Word was quietly circulated that Mrs. Breen had fallen ill and thus a thin veil of propriety was drawn across her discourtesy and its consequence. But no one called to wish her a quick recovery. Even Mrs. Breen’s former friends—those pale, drab moths fluttering helplessly around the bright beacon of Society—did not come. Having abandoned them in the moment of her elevation, Mrs. Breen found herself abandoned in turn.
Her illness necessitated the Breens’ withdrawal to the country well before the Season ended. There, Mr. Breen remained cold and distant.

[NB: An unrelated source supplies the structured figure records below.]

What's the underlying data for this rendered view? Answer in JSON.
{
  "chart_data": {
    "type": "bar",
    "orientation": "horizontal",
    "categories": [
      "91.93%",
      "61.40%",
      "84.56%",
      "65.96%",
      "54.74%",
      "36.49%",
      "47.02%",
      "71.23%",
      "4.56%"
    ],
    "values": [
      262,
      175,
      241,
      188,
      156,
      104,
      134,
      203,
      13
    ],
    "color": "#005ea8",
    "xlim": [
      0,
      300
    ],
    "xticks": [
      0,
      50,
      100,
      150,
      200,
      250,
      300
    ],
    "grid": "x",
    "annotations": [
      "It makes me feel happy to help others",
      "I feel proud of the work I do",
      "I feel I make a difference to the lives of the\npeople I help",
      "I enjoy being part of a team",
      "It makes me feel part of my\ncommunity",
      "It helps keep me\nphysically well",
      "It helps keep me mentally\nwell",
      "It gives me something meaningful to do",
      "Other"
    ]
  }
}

Once, he had warmed to her small enthusiasms, chuckling indulgently when the dressmaker left and she spilled out her purchases for his inspection. Now, while he continued to spoil her in every visible way, he did so from a cool remove. She no longer displayed her fripperies for his approval. He no longer asked to see them.
Nor did he any longer make his twice-weekly visit to her chamber. Mrs. Breen had aforetime performed her conjugal obligations dutifully, with a kind of remote efficiency that precluded real enthusiasm. She had married without a full understanding of her responsibilities in this regard, and, once enlightened, viewed those offices with the same mild aversion she felt for all the basic functions of her body. Such were the consequences of the first sin in Eden, these unpleasant portents of mortality, with their mephitic smells and unseemly postures. Yet absent her husband’s hymeneal attentions, she found herself growing increasingly restive. Her dream of the ladder recurred with increasing frequency.
The summer had given way to fall when Sophie became, by chance and by betrayal, Mrs. Breen’s primary solace.
If Mr. Breen took no interest in his daughter, his wife’s sentiments were more capricious. Though she usually left Sophie in the capable hands of the governess, she was occasionally moved to an excess of affection, coddling the child and showering her with kisses. It was such a whim that sent her climbing the back stairs to the third-floor playroom late one afternoon. She found Sophie and Miss Pool at the dollhouse. Mrs. Breen would have joined them had a book upon the table not distracted her.
On any other day she might have passed it by unexamined. But she had recently found refuge in her subscription to Mudie’s, reading volume by volume the novels delivered to her by post—Oliphant and Ainsworth, Foster, Collins. And so curiosity more than anything else impelled her to pick the book up. When she did, a folded tract—closely printed on grainy, yellow pulp—slipped from between the pages.